Although the Optum EHR database offers a rich source of high-quality real-world data, the main limitations of this study are common to analyses of retrospective data. The Optum database contains EHRs from commercially insured patients. Other EHR databases may reveal a higher incidence of ATTRwt-CM, for example, among Medicare-insured patients. Common to EHR analyses, causative associations cannot be confirmed. Furthermore, we acknowledge that coding errors do occur in EHR data (e.g., incorrectly noting or not noting an ATTRwt-CM diagnosis, medication use, comorbidities or diagnostic modality). In our study, ICD coding and tafamidis prescription were used to identify patients with ATTRwt-CM. Tafamidis is also indicated for ATTRv-CM, and we did not aim to exclude the possibility that a small number of patients receiving tafamidis without an ATTRwt-CM diagnosis had the hereditary form, for which an ICD code is not available. Introduction of an ICD code for ATTRv-CM would permit further study. We utilized only a 6-month baseline period, and this may have led to some comorbidities not being captured, such as heart failure. A large degree of missingness was discovered for cardiac function and symptom measures, limiting our ability to compare heart failure status in the real-world population with patients in ATTR-ACT. Poor documentation of health failure status in real-world clinical practice may contribute to the lack of such data. For instance, only 19% of patients with heart failure had a recorded NYHA class in a major US academic health center EHR system. Among patients with information on NYHA, it was generally documented in unstructured fields of the EHR [30]. Additionally, dosing information was unclear due to different tafamidis formulations being available during the index period, and we cannot be sure that patients took their prescribed medication. Lastly, it is possible that some diagnoses and medication use took place outside of the Optum EHR database.

5 Conclusion

This study was the first to use large-scale, national, real-world EHR data to evaluate the demographics and clinical characteristics of patients prescribed tafamidis.

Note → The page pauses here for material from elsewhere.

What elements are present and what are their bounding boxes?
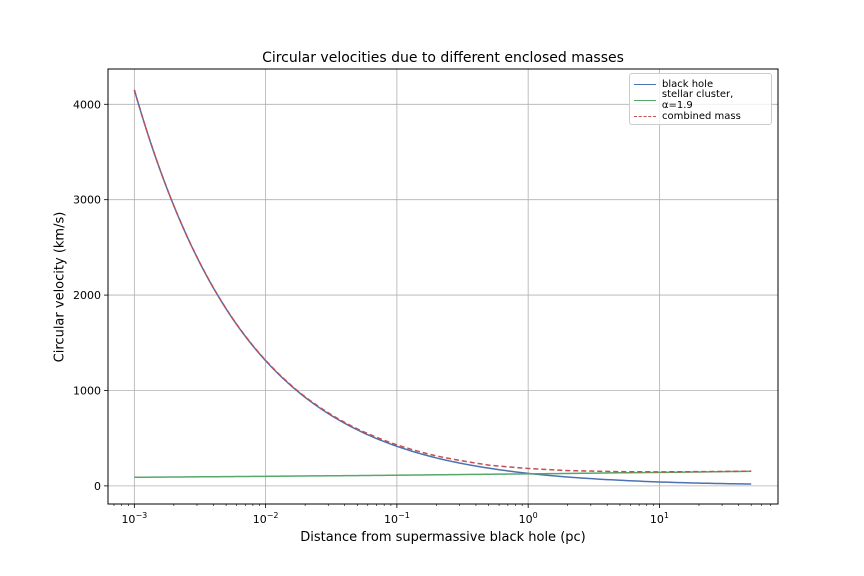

We found broadly similar characteristics to those of patients who took part in the phase III ATTR-ACT. The median time from index to tafamidis prescription in the real world was 6 months. Of patients who were prescribed tafamidis, 80% were first prescribed within 1 month of index. Patients who were prescribed tafamidis were older, more likely to be male and to have heart failure or cardiomyopathy, and to have undergone 99mTc-PYP myocardial scintigraphy than those who were not prescribed tafamidis. Overall, those who were prescribed tafamidis appeared to have more advanced or symptomatic disease, which may reflect the need for earlier awareness in order to pursue diagnosis and treatment of ATTRwt-CM. Further work is needed to understand how the diagnostic journey for patients with ATTRwt-CM can be more efficient, allowing earlier access to applicable management plans and the survival benefit of treatment.